The Attempt at a Solution

Ok I started with k = 1 and went to k = 5. The pattern I noticed is

For k=n we have p(X=n+1) = (1/2)(1/3)(1/4)...(1/n)p(X=1) = (1/n!)p(X=1)

Let k go to inf

We have Ʃ (1/n!) p(X=1)


The above summation equal 1 by probability axiom.

We get p(X=1) = Ʃ 1/n!

It is known that e^x = Ʃ xⁿ/n!

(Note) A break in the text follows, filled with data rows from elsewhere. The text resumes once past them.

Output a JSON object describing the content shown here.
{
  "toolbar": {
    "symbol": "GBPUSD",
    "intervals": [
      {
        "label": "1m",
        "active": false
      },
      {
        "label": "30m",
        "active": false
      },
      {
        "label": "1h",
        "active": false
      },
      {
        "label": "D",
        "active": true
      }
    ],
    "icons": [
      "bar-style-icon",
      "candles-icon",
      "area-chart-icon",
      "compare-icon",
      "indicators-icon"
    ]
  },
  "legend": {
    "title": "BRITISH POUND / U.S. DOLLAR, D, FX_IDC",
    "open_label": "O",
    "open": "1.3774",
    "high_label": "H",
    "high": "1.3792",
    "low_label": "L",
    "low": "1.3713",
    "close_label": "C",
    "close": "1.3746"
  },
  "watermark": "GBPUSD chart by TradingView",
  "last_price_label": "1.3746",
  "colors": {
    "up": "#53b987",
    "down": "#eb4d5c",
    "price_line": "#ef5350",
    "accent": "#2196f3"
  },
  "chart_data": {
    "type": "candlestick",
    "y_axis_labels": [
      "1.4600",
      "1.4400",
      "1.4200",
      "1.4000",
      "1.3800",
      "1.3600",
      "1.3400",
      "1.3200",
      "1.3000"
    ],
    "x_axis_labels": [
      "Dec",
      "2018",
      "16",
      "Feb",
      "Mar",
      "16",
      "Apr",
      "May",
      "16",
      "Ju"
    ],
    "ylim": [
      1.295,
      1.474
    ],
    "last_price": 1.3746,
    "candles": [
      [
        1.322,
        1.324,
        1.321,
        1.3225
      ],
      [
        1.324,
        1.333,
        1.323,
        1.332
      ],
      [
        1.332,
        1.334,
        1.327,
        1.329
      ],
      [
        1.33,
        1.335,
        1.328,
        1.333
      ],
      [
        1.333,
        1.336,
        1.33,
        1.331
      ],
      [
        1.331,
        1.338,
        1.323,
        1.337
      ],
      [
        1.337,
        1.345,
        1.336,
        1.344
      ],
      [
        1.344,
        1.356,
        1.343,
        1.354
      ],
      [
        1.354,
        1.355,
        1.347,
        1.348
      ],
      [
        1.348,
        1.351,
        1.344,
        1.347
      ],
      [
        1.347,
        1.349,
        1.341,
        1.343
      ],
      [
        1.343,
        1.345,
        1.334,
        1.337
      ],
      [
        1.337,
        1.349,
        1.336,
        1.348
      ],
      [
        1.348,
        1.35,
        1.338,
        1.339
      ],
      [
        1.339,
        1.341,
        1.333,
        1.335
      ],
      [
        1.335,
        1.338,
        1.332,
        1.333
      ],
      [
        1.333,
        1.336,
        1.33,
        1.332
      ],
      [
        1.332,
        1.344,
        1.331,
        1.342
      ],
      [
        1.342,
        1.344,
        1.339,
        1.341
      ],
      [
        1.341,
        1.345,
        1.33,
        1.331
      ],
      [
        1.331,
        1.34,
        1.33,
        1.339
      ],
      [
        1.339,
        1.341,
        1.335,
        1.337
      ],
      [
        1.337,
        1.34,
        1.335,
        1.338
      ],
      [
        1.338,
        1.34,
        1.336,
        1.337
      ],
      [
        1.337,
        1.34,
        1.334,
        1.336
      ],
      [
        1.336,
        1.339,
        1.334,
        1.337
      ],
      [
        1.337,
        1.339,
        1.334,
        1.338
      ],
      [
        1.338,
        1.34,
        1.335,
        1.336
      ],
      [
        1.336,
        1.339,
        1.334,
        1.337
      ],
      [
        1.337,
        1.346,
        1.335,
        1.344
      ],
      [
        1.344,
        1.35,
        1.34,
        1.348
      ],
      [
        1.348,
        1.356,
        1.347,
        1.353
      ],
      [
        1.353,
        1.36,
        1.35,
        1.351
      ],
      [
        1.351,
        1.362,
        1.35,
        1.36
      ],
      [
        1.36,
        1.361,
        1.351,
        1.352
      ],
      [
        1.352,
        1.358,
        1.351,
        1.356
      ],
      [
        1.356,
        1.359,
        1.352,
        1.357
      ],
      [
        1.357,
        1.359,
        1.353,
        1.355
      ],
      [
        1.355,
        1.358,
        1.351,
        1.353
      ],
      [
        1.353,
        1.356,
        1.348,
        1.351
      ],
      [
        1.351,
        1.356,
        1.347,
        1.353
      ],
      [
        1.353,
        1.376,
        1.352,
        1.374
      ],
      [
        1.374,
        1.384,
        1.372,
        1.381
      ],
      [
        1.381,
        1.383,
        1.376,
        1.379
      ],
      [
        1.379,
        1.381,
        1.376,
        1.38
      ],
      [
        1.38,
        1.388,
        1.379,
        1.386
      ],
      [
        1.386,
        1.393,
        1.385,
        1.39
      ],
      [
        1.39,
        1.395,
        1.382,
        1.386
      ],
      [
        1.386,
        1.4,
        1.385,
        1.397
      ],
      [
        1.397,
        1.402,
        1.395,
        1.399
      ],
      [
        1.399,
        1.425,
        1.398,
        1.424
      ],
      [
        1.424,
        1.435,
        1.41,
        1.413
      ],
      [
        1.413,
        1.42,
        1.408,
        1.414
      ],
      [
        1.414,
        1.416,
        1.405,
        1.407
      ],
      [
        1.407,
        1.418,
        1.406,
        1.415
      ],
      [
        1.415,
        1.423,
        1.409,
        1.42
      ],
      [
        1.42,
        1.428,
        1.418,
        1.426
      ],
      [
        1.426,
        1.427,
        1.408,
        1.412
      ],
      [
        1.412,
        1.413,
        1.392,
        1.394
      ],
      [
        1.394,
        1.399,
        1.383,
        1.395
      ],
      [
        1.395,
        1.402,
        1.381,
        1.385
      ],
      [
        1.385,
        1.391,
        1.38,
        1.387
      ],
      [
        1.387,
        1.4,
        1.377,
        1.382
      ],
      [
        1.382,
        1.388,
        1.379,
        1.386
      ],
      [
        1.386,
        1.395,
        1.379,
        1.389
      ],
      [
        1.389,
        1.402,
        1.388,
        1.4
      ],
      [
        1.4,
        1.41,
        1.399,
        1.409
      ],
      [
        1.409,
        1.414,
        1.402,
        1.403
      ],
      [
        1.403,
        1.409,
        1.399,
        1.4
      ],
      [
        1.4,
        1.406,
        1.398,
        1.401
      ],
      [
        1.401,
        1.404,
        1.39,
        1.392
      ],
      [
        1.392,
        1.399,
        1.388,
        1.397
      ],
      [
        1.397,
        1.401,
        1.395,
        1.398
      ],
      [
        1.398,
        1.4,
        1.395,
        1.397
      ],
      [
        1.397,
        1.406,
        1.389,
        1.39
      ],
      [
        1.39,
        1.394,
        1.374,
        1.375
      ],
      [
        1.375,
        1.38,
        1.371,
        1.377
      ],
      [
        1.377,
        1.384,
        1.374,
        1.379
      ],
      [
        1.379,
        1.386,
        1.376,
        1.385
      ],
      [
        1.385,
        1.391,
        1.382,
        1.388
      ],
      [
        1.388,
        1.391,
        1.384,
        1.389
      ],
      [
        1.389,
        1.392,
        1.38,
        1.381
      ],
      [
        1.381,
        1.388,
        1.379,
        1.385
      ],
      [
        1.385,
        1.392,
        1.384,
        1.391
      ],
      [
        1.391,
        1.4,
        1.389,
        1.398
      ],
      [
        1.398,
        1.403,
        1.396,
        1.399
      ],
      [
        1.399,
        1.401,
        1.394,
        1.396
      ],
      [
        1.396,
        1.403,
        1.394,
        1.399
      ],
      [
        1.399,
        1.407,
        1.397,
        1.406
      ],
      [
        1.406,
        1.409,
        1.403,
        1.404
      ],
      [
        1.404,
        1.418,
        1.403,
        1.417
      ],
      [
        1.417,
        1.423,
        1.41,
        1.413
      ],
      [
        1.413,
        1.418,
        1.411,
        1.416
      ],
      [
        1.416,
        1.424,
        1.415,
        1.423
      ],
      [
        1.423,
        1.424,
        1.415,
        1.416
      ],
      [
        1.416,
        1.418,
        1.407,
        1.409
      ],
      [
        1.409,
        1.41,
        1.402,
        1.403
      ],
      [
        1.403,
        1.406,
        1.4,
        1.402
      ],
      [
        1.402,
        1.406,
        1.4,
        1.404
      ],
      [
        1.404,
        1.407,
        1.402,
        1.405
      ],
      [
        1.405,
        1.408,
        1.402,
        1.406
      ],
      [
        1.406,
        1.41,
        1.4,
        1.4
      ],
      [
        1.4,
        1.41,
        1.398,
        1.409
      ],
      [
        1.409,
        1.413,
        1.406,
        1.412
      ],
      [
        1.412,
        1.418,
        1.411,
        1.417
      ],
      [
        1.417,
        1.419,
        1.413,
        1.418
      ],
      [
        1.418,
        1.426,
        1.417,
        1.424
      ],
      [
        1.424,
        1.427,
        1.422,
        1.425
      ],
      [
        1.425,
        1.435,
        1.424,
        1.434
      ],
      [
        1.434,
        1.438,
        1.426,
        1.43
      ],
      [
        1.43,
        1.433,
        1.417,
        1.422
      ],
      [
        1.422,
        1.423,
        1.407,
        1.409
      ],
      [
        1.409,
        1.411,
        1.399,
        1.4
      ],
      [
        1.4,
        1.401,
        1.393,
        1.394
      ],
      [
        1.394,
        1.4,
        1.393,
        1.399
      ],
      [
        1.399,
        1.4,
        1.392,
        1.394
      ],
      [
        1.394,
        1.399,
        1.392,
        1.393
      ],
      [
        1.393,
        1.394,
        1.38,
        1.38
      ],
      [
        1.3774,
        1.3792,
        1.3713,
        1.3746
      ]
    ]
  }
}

Where 0≤n<∞

In this case we are starting from 1 so we must reindex to get
e^x = 1 + Ʃ xⁿ/n!

We then have

P(X=1) = 1/(Ʃ 1/n!) = 1/e-1

Since p(X=0) = p(X=1) is given we end up with

p(X=0) = 1/e-1

But the answer is 1/e+1. I sense I am close but I am messing up something with the reindexing maybe?

 

[Dick]

Homework Statement

Suppose that
Pr(X = 0) = Pr(X = 1), Pr(X = k + 1) = (1/k)Pr(X = k), k = 1,2,3,···
Find Pr(0).

Homework Equations

The Attempt at a Solution

Ok I started with k = 1 and went to k = 5. The pattern I noticed is

For k=n we have p(X=n+1) = (1/2)(1/3)(1/4)...(1/n)p(X=1) = (1/n!)p(X=1)

Let k go to inf

We have Ʃ (1/n!) p(X=1)


The above summation equal 1 by probability axiom.

We get p(X=1) = Ʃ 1/n!

It is known that e^x = Ʃ xⁿ/n! Where 0≤n<∞

In this case we are starting from 1 so we must reindex to get
e^x = 1 + Ʃ xⁿ/n!

We then have

P(X=1) = 1/(Ʃ 1/n!) = 1/e-1

Since p(X=0) = p(X=1) is given we end up with

p(X=0) = 1/e-1

But the answer is 1/e+1. I sense I am close but I am messing up something with the reindexing maybe?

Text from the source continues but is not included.